As a former prime minister committed to building democracy in Thailand and helping draft the people’s constitution in 1997, Mr. Anand Panyarachun has made some observations on the pillars that hold up the architecture of sustainable democracy.
He outlined the pillars of democracy in the Amartya Sen Lecture Series on Sustaiable Development, held on 24 June 2008 in Brussels, Belgium. Mr. Anand cited democracy and development as two sides of the same coin, saying that democracy is the art of the possible and starts with the wisdom of the voting public. However, the voting public must understand its responsibilities in a democracy and have access to the means to exercise choice in the democratic process. In addition to responsible citizenship through participation in voting, democracy requires that citizens be well-informed on the issues that their communities and societies face in an increasingly globalizing and interconnected world.
Mr. Anand pointed out that, in Asia as in the West, democracy is won not just through the ballot box. The real struggle is fought out on the streets by students, farmers, workers, and other ordinary citizens who come out en masse to express their dissatisfaction.
It was in Asia that Mahatma Gandhi crafted non-violence as a force for political change. Subsequently, over the course of five decades, there have been street protests in the Republic of Korea, and the people’s power has swept across Indonesia, the Philippines, Thailand, and other countries.
Mr. Anand stressed that for democracy to live, citizens must resist the temptation to be complacent. Each community, workplace, and school needs programs for promoting grassroots democracy. An apathetic electorate is easy prey for any organized group to seize power by force or fraud, giving rise to totalitarianism.
In his view, there are seven main pillars of the architecture of democracy, namely elections, political tolerance, the rule of law, freedom of expression, accountability and transparency, decentralization, and civil society. Democracy becomes dysfunctional when the bureaucracy, the judiciary, the legislature, the private sector, the police, and the military all use their power to enrich themselves and advance their own interests at the expense of civil society.
According to Mr. Anand, the pillars of democracy are necessary but they are insufficient without leaders to build and maintain them. The qualities of leadership for sustainable democracy are to be found in those who act in an honest, transparent, and accountable manner. They are consensus builders, open-minded and fair, and are also committed to justice and to advancing the public interest. Also, they are tolerant of opposing positions.

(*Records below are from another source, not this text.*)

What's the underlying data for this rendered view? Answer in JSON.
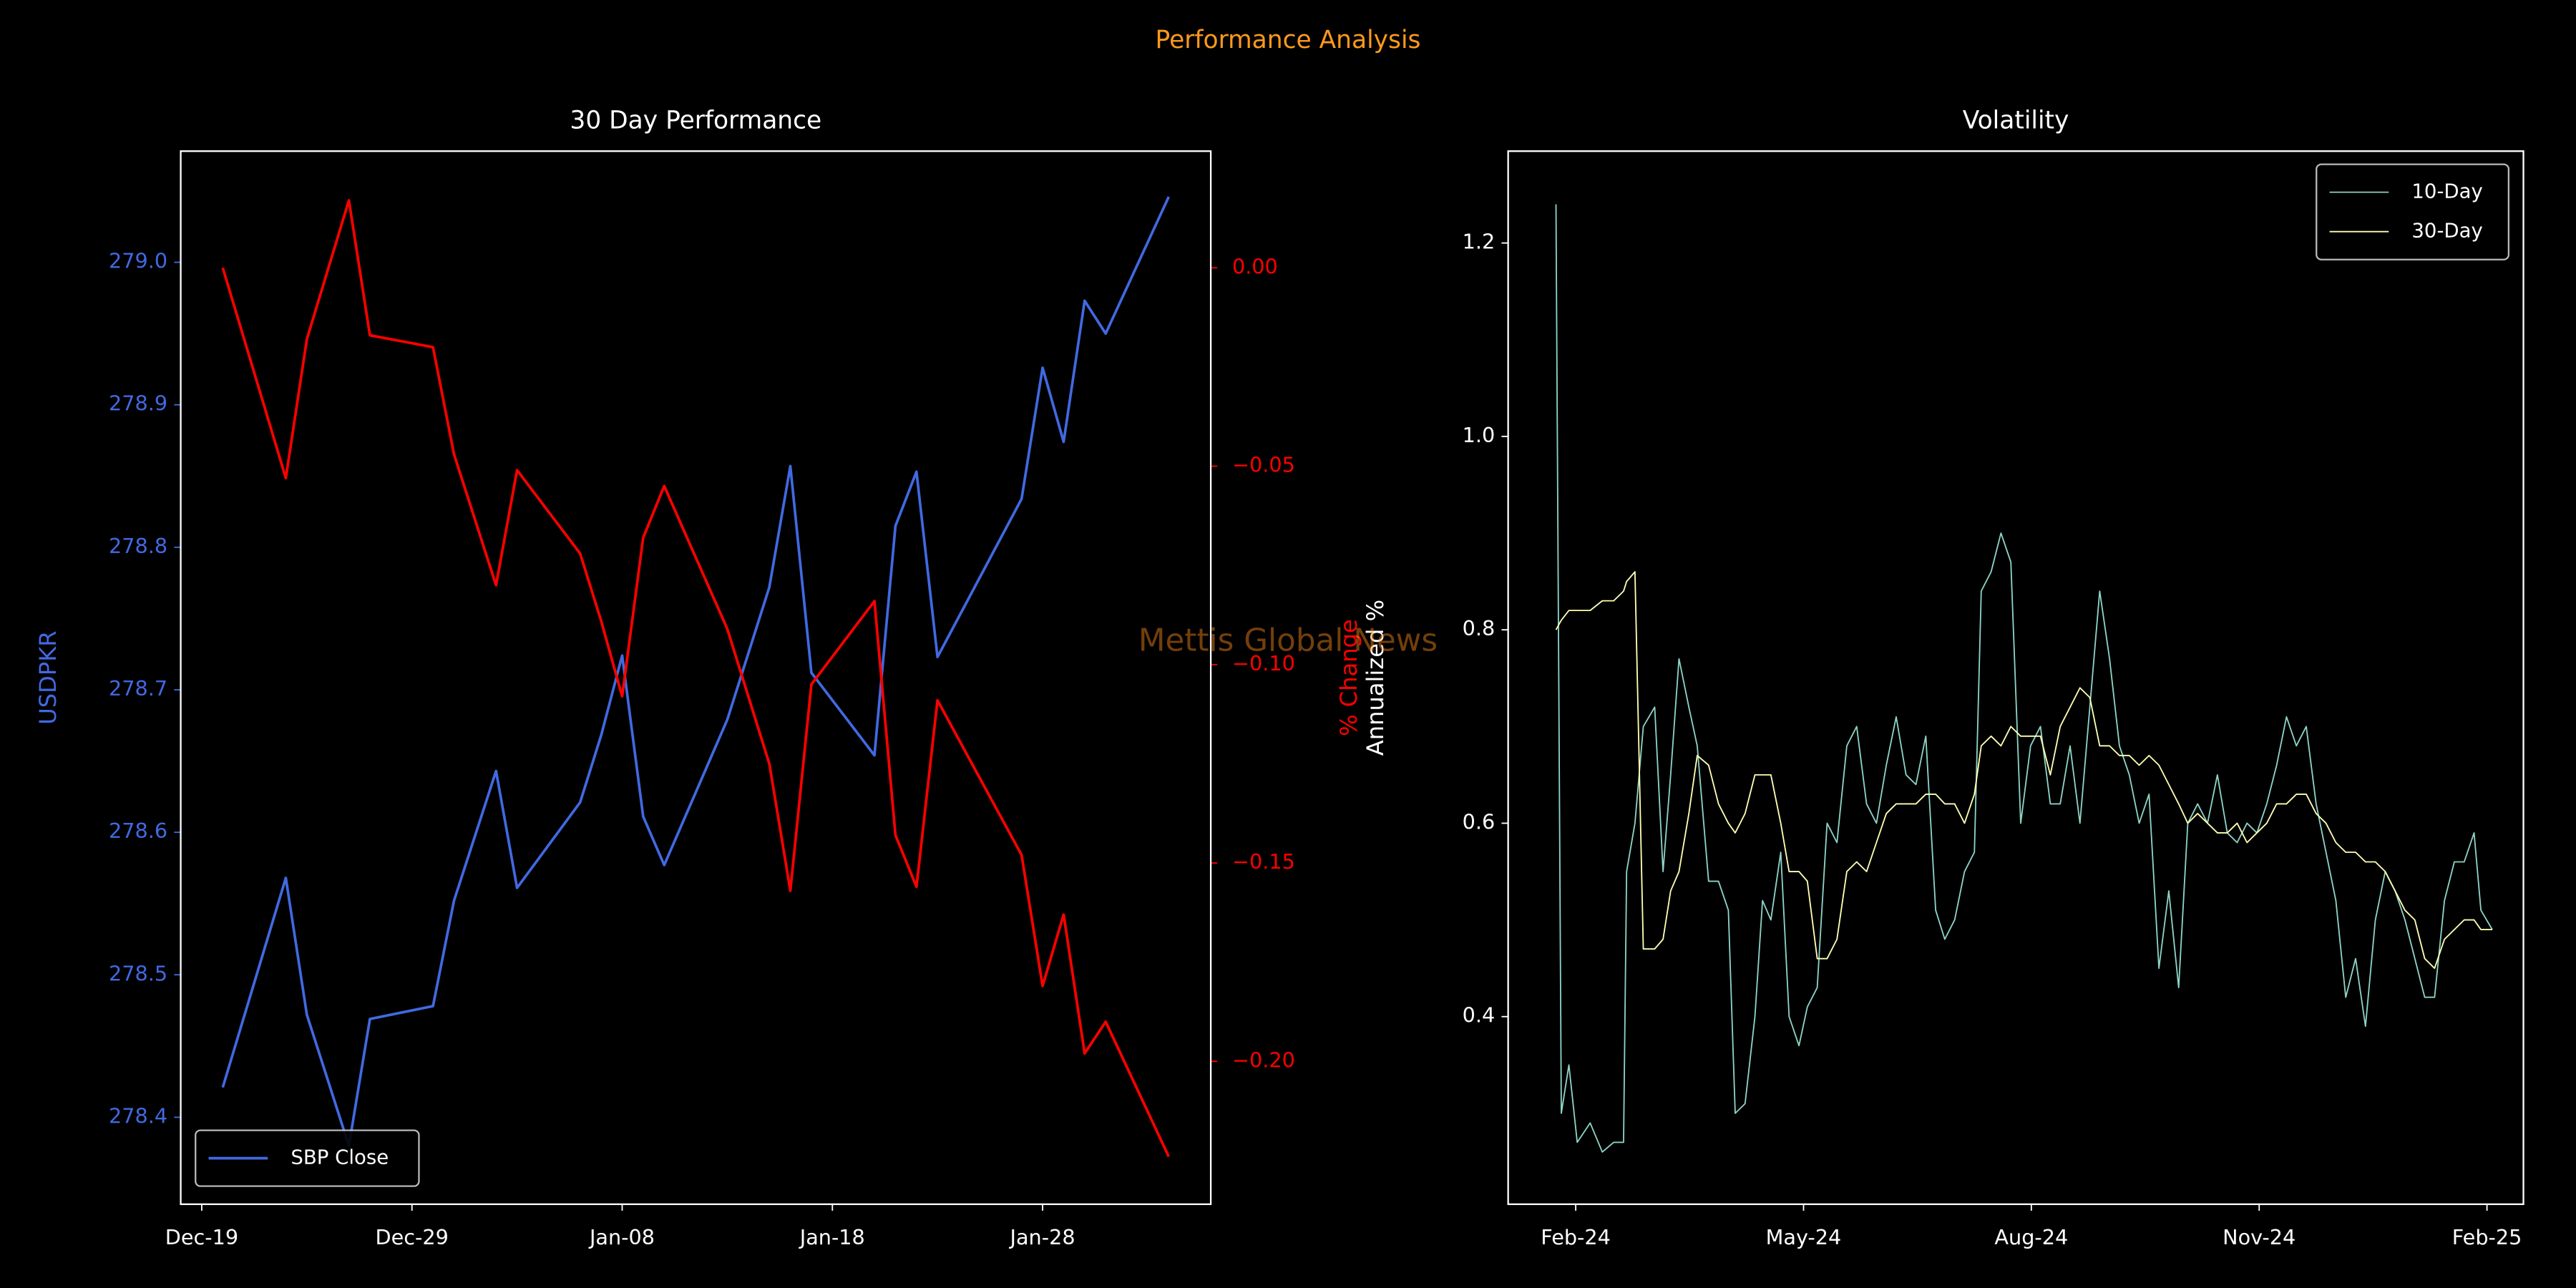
{
  "title": "Performance Analysis",
  "watermark": "Mettis Global News",
  "chart_data": [
    {
      "type": "line",
      "title": "30 Day Performance",
      "ylabel": "USDPKR",
      "y2label": "% Change",
      "ycolor": "#4169e1",
      "y2color": "#ff0000",
      "legend": "lower left",
      "x": [
        "Dec-20",
        "Dec-23",
        "Dec-24",
        "Dec-26",
        "Dec-27",
        "Dec-30",
        "Dec-31",
        "Jan-02",
        "Jan-03",
        "Jan-06",
        "Jan-07",
        "Jan-08",
        "Jan-09",
        "Jan-10",
        "Jan-13",
        "Jan-15",
        "Jan-16",
        "Jan-17",
        "Jan-20",
        "Jan-21",
        "Jan-22",
        "Jan-23",
        "Jan-27",
        "Jan-28",
        "Jan-29",
        "Jan-30",
        "Jan-31",
        "Feb-03"
      ],
      "xlim": [
        "Dec-18",
        "Feb-05"
      ],
      "xticks": [
        "Dec-19",
        "Dec-29",
        "Jan-08",
        "Jan-18",
        "Jan-28"
      ],
      "ylim": [
        278.339,
        279.078
      ],
      "yticks": [
        278.4,
        278.5,
        278.6,
        278.7,
        278.8,
        278.9,
        {
          "value": 279,
          "label": "279.0"
        }
      ],
      "y2lim": [
        -0.236,
        0.0294
      ],
      "y2ticks": [
        {
          "value": 0,
          "label": "0.00"
        },
        {
          "value": -0.05,
          "label": "−0.05"
        },
        {
          "value": -0.1,
          "label": "−0.10"
        },
        {
          "value": -0.15,
          "label": "−0.15"
        },
        {
          "value": -0.2,
          "label": "−0.20"
        }
      ],
      "series": [
        {
          "name": "SBP Close",
          "color": "#4169e1",
          "values": [
            278.421,
            278.568,
            278.472,
            278.38,
            278.469,
            278.478,
            278.552,
            278.643,
            278.561,
            278.621,
            278.668,
            278.724,
            278.611,
            278.577,
            278.679,
            278.772,
            278.857,
            278.712,
            278.654,
            278.815,
            278.853,
            278.723,
            278.834,
            278.926,
            278.874,
            278.973,
            278.95,
            279.046
          ]
        },
        {
          "color": "#ff0000",
          "axis": "y2",
          "values": [
            0,
            -0.053,
            -0.018,
            0.017,
            -0.017,
            -0.02,
            -0.047,
            -0.08,
            -0.051,
            -0.072,
            -0.089,
            -0.108,
            -0.068,
            -0.055,
            -0.091,
            -0.125,
            -0.157,
            -0.105,
            -0.084,
            -0.143,
            -0.156,
            -0.109,
            -0.148,
            -0.181,
            -0.163,
            -0.198,
            -0.19,
            -0.224
          ]
        }
      ]
    },
    {
      "type": "line",
      "title": "Volatility",
      "ylabel": "Annualized %",
      "legend": "upper right",
      "linewidth": 0.8,
      "x": [
        -0.26,
        -0.19,
        -0.09,
        0.02,
        0.19,
        0.35,
        0.5,
        0.63,
        0.67,
        0.78,
        0.89,
        1.04,
        1.15,
        1.25,
        1.36,
        1.49,
        1.6,
        1.75,
        1.88,
        2.01,
        2.1,
        2.23,
        2.36,
        2.46,
        2.57,
        2.7,
        2.81,
        2.94,
        3.05,
        3.18,
        3.31,
        3.44,
        3.57,
        3.7,
        3.83,
        3.96,
        4.09,
        4.22,
        4.35,
        4.48,
        4.61,
        4.74,
        4.86,
        4.99,
        5.12,
        5.25,
        5.34,
        5.47,
        5.6,
        5.73,
        5.86,
        5.99,
        6.12,
        6.25,
        6.38,
        6.51,
        6.64,
        6.77,
        6.9,
        7.03,
        7.16,
        7.29,
        7.42,
        7.55,
        7.68,
        7.81,
        7.94,
        8.06,
        8.19,
        8.32,
        8.45,
        8.58,
        8.71,
        8.84,
        8.97,
        9.1,
        9.23,
        9.36,
        9.49,
        9.62,
        9.75,
        9.88,
        10.01,
        10.14,
        10.27,
        10.4,
        10.53,
        10.66,
        10.79,
        10.92,
        11.05,
        11.18,
        11.31,
        11.44,
        11.57,
        11.7,
        11.83,
        11.92,
        12.07
      ],
      "xlim": [
        -0.89,
        12.48
      ],
      "xticks": [
        {
          "value": 0,
          "label": "Feb-24"
        },
        {
          "value": 3,
          "label": "May-24"
        },
        {
          "value": 6,
          "label": "Aug-24"
        },
        {
          "value": 9,
          "label": "Nov-24"
        },
        {
          "value": 12,
          "label": "Feb-25"
        }
      ],
      "ylim": [
        0.206,
        1.295
      ],
      "yticks": [
        0.4,
        0.6,
        0.8,
        {
          "value": 1,
          "label": "1.0"
        },
        1.2
      ],
      "series": [
        {
          "name": "10-Day",
          "color": "#8dd3c7",
          "values": [
            1.24,
            0.3,
            0.35,
            0.27,
            0.29,
            0.26,
            0.27,
            0.27,
            0.55,
            0.6,
            0.7,
            0.72,
            0.55,
            0.65,
            0.77,
            0.72,
            0.68,
            0.54,
            0.54,
            0.51,
            0.3,
            0.31,
            0.4,
            0.52,
            0.5,
            0.57,
            0.4,
            0.37,
            0.41,
            0.43,
            0.6,
            0.58,
            0.68,
            0.7,
            0.62,
            0.6,
            0.66,
            0.71,
            0.65,
            0.64,
            0.69,
            0.51,
            0.48,
            0.5,
            0.55,
            0.57,
            0.84,
            0.86,
            0.9,
            0.87,
            0.6,
            0.68,
            0.7,
            0.62,
            0.62,
            0.68,
            0.6,
            0.72,
            0.84,
            0.77,
            0.68,
            0.65,
            0.6,
            0.63,
            0.45,
            0.53,
            0.43,
            0.6,
            0.62,
            0.6,
            0.65,
            0.59,
            0.58,
            0.6,
            0.59,
            0.62,
            0.66,
            0.71,
            0.68,
            0.7,
            0.62,
            0.57,
            0.52,
            0.42,
            0.46,
            0.39,
            0.5,
            0.55,
            0.53,
            0.5,
            0.46,
            0.42,
            0.42,
            0.52,
            0.56,
            0.56,
            0.59,
            0.51,
            0.49
          ]
        },
        {
          "name": "30-Day",
          "color": "#ffffb3",
          "values": [
            0.8,
            0.81,
            0.82,
            0.82,
            0.82,
            0.83,
            0.83,
            0.84,
            0.85,
            0.86,
            0.47,
            0.47,
            0.48,
            0.53,
            0.55,
            0.61,
            0.67,
            0.66,
            0.62,
            0.6,
            0.59,
            0.61,
            0.65,
            0.65,
            0.65,
            0.6,
            0.55,
            0.55,
            0.54,
            0.46,
            0.46,
            0.48,
            0.55,
            0.56,
            0.55,
            0.58,
            0.61,
            0.62,
            0.62,
            0.62,
            0.63,
            0.63,
            0.62,
            0.62,
            0.6,
            0.63,
            0.68,
            0.69,
            0.68,
            0.7,
            0.69,
            0.69,
            0.69,
            0.65,
            0.7,
            0.72,
            0.74,
            0.73,
            0.68,
            0.68,
            0.67,
            0.67,
            0.66,
            0.67,
            0.66,
            0.64,
            0.62,
            0.6,
            0.61,
            0.6,
            0.59,
            0.59,
            0.6,
            0.58,
            0.59,
            0.6,
            0.62,
            0.62,
            0.63,
            0.63,
            0.61,
            0.6,
            0.58,
            0.57,
            0.57,
            0.56,
            0.56,
            0.55,
            0.53,
            0.51,
            0.5,
            0.46,
            0.45,
            0.48,
            0.49,
            0.5,
            0.5,
            0.49,
            0.49
          ]
        }
      ]
    }
  ]
}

To foster a sustainable democracy, Mr. Anand said that a nation must focus its efforts on building a system that empowers people not only through the right to vote, but also through norms, institutions, and values that support that right and make it meaningful. What is important is that the seeds of democracy must be homegrown, for it to be accepted and to function. Each society must work out its own contradictions, its own competing priorities.
“Experience everywhere highlights the fragility of democracy. Even when seemingly well-established, democracy can be subject to tampering, especially in times of crisis. I do not believe there is a democracy so strong that it is invulnerable to the greed and ambitions of men. To nurture and sustain democracy, its beneficiaries must also serve as its guardians; the common people must be ever vigilant and wise. For most of humanity, history has not ended. The struggle for and against democracy will continue far into the night,” Mr. Anand said.